Istria: Croatia’s Undiscovered Jewel

Istria: Croatia’s Undiscovered Jewel

A heart-shaped peninsula on the northern end of Croatia's Adriatic coastline, Istria is Croatia’s perfectly formed gem. Offering three of Croatia's most attractive coastal towns in Pula, Rovinj and Porec, Istria is rich in culinary treasures, history and culture. Beginning this summer British Airways is celebrating its first full season flying to Pula Airport in Istria, direct from London Heathrow as well as other airlines now operating weekly flights* making it easier for visitors to discover its 445km of pristine coastline, hidden corners, preserved natural surroundings and its three gastronomic pearls; truffles, olive oil and wine.

Treasure troves of antiquity that were once ancient Istrian towns are dotted both inland and on the coastline. Situated furthest South is Pula, once Istria’s main port and today making a name for itself as Istria’s liveliest town. Liberally dotted with ancient monuments, along with its vibrant main square, Pula is proudly home to one of the best-preserved amphitheatres in the Roman world. Built in 1C it is the sixth largest amphitheatre that still remains intact and even plays host to concerts as well as the annual Pula film festival.

Home to perhaps Croatia’s most picturesque coastal destination, Rovinj is lined with Venetian style houses, a harbour sprinkled with fishing boats and the St Euphemia cathedral whilst further North on the coastline in Poreč stands the 6th-century Euphrasian Basilica, a UNESCO World Heritage Site and one of Europe’s finest intact examples of Byzantine art.
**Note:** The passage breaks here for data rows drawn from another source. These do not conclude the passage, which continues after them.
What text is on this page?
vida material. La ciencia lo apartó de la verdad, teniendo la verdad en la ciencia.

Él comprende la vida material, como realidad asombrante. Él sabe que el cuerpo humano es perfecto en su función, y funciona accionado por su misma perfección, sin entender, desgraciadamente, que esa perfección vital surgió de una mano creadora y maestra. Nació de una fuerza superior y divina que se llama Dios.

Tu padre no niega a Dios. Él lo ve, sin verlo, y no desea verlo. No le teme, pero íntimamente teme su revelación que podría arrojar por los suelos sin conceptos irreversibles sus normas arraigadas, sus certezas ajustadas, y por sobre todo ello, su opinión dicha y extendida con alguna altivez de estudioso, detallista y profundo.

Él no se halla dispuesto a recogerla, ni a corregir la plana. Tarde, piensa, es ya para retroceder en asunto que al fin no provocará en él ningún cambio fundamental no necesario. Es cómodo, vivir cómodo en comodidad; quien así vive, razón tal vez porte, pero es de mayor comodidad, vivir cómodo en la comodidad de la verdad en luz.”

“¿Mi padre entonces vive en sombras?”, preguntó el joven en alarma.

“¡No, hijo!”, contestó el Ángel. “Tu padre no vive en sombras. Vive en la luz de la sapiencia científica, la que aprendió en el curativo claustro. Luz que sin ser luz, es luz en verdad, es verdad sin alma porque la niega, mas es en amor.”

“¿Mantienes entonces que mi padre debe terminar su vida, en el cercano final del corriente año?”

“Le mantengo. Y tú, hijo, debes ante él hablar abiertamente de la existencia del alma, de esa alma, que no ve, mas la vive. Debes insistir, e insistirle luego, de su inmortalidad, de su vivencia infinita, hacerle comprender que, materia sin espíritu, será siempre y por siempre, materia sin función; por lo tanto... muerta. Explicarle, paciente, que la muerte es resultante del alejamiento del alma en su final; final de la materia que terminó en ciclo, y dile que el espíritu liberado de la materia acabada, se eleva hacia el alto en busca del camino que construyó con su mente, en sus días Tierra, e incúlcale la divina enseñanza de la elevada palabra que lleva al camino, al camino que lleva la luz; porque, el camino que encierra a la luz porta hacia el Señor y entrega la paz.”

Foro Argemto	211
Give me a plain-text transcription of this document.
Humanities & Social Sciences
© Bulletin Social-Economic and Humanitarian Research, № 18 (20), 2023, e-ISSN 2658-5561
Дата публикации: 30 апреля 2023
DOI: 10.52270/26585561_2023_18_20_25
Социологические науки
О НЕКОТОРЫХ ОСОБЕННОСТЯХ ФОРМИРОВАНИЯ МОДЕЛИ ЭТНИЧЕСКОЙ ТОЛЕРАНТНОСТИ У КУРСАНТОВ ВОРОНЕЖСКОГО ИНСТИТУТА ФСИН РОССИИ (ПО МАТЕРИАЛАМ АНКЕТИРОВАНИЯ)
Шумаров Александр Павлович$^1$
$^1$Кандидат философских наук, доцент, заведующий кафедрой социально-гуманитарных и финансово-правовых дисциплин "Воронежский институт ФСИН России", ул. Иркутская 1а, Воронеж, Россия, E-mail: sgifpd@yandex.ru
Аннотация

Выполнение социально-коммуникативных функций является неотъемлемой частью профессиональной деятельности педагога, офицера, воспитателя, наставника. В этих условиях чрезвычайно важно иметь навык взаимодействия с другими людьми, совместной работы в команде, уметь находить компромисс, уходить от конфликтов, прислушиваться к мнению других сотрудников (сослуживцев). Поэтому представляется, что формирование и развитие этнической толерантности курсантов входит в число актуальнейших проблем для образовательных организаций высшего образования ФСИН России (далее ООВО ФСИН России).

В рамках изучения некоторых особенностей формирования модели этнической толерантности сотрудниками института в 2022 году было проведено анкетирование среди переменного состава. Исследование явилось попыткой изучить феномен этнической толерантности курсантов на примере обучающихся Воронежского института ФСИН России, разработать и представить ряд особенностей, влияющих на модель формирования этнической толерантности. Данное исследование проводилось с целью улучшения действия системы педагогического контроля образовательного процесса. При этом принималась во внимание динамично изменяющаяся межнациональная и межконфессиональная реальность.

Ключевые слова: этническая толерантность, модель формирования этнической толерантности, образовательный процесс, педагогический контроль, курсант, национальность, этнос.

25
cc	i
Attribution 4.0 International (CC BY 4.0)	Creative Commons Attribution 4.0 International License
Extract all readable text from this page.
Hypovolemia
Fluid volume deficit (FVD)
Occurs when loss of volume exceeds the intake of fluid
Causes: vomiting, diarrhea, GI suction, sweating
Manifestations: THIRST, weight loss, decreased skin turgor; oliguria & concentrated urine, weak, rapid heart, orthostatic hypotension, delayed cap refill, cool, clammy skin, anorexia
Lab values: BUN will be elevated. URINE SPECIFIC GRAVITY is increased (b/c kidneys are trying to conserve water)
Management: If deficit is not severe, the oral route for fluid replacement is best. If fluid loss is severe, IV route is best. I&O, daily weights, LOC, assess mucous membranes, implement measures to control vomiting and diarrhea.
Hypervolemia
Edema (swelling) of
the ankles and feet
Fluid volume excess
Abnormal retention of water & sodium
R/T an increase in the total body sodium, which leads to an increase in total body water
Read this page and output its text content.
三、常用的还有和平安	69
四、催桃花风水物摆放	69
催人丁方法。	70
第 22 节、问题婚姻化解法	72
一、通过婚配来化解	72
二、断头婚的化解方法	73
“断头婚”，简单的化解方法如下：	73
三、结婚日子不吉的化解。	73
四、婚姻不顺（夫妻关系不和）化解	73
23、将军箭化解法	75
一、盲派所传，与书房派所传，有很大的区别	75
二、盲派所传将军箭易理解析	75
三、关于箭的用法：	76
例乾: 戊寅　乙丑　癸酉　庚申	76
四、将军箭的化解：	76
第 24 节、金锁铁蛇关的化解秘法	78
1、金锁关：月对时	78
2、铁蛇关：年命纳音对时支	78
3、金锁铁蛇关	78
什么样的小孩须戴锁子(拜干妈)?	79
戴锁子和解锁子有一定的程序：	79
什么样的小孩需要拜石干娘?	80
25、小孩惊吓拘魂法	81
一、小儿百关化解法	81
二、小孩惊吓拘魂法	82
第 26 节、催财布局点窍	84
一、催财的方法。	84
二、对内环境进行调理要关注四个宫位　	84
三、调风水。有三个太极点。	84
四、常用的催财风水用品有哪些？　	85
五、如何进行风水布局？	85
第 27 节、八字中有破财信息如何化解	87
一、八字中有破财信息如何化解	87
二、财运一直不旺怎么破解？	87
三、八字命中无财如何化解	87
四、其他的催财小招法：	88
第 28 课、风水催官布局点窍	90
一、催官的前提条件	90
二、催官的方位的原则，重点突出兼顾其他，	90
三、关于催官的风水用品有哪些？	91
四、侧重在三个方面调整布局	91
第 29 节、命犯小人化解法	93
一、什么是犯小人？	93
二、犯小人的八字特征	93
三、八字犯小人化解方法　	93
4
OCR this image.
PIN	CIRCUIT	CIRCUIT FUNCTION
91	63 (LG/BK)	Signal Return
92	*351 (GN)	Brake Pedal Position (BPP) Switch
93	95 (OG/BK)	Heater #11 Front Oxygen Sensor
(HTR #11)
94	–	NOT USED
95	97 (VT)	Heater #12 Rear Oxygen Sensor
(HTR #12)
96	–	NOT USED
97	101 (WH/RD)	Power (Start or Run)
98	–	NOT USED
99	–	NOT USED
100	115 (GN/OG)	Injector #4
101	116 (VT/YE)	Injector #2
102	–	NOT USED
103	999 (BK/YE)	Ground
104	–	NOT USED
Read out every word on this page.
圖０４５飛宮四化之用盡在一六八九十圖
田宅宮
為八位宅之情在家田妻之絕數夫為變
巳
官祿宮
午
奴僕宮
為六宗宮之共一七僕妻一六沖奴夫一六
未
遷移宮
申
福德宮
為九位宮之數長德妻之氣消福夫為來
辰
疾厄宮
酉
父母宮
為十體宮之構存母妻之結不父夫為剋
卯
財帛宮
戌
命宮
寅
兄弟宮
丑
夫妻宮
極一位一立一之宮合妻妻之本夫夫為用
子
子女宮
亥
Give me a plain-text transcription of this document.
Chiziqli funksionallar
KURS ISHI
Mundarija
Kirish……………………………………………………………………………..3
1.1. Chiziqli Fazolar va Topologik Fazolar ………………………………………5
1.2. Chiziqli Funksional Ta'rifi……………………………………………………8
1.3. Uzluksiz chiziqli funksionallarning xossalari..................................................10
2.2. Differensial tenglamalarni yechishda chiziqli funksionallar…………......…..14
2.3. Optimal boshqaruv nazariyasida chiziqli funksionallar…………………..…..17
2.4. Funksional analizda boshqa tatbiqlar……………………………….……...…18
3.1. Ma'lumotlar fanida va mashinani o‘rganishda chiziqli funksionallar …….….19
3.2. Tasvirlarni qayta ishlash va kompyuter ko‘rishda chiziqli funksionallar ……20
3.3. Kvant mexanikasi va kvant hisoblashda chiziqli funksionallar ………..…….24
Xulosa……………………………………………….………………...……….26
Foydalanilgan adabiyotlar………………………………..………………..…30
Travelling higher on the West coast guests will be greeted by the irresistible charm of the quaint Mediterranean fishing town Novigrad. An architectural find, it is home to the earliest Roman crypt in Istria, along with the opportunity to visit the Savudrija lighthouse - the oldest in the Adriatic.

Inland there’s Motovun, situated on a hilltop and certainly worth the climb to be greeted by a charming town square overlooking the truffle rich forests of the Mirna Valley. Another, reputed as the smallest town in the world; Hum is home to just 20 inhabitants, a parish church and a graveyard.

Abundant in nature and home to the unique national park the Brijuni Islands which are the largest group of islands in the Istrian area. A special marine reserve since 1980, Lim Fjord is a legally protected geomorphologic and hydrogeological site making an ideal cycle or walking route. And for seclusion, idyllic beaches and untouched nature there is Kamenjak Natural Heritage Park located at the southern tip of the peninsula.

Gourmet lovers will not be disappointed, with Istria’s ideal ground for growing truffles, Istria is the only place in the world where both black and white fine-quality truffles can be found. A pride of passion throughout Istria, guests can discover this global delicacy and join a local family on a hunting spree deep within the forests before indulging in a culinary truffle feast. Proudly boasting some of the world’s best olive oils, Istria has been awarded the Best Olive Oil Region in the world for the last three years in the prestigious Flos Olei Awards. A tradition so rooted in family history that families still hand pick the olives themselves today.

And oenophiles will rejoice when discovering that the trademark of the Istrian identity is their wine. With over 100 quality wine makers spread throughout this small peninsula, even the locals are spoilt for choice. Reflecting both the diverse climate and soil on which they are grown, these phenomenal wines have a range of native grape varieties, including the most famous; Istrian Malvasia. And in addition to being award winning, wine cellars are usually a family business each with their own unique story rooted in tradition and history they invite their guests to discover.

*With increased flight demand, airlines including Easy Jet, TUI Airways,, Ryanair and Air Lingus are also operating weekly direct flights to this hot new destination.